Month: January 2013

  • QGIS: Getting your ClickFu back (summary: nope)

    ClickFu is dead in QGIS 3. Please try to forget how useful it was. nextgis / clickfu appears to be an updated version, but it has old QT dependencies and no longer works either.

    Since QGIS 1.8 took the rather boneheaded move of hiding all the plugin sources except the official one, here’s how to get the other repositories back:

    Now you can add all the plugins!

    ClickFu is kind of magic. It allows you to choose an online map service, click anywhere on your GIS viewport, and the correct location link opens in your browser. Very handy for sharing locations with people who don’t have a GIS setup. It properly takes coordinate reference systems into account, too, so no messing about with datum shifts and the like.

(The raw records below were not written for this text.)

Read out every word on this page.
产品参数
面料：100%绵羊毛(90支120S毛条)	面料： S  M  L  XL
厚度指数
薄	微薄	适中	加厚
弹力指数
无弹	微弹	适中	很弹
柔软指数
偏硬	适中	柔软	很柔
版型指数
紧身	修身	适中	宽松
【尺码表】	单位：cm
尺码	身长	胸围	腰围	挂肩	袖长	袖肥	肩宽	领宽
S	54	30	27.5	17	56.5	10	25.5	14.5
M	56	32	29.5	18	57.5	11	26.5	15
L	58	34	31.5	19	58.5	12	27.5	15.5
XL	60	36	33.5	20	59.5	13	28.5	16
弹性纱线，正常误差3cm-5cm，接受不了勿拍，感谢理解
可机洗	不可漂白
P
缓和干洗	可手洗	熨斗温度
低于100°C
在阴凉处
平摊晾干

    Another plugin that hasn’t made it to the official repo is Luiz Motta’s Zip Layers. It still lurks at http://pyqgis.org/repo/contributed.

    Click Fu runs just fun under QGIS 2.2 – as long as you remember to delete any pre-2.0 versions and then reinstall.

  • GeoURIs for fun and profit

    Behold the GeoURI:

    geo:37.22976,-93.28663

    It’s just a simple lat/long pair which some browsers (mostly mobile) will parse as locations. It probably won’t work in your desktop browser, but here’s an example as a link: Askinosie Chocolate — Springfield, MO.

    You can encode case-insensitive URIs very efficiently as QR Codes. If you’re okay with ~10m resolution on your locations, you can make very tiny QR Codes indeed:

    qrencode -i -o Askinosie.png 'geo:37.2298,-93.2866'

    Askinosie locationI’ve half a mind to make a little GPS-enable box that prints QR Code stickers with the current location, and the caption You are here.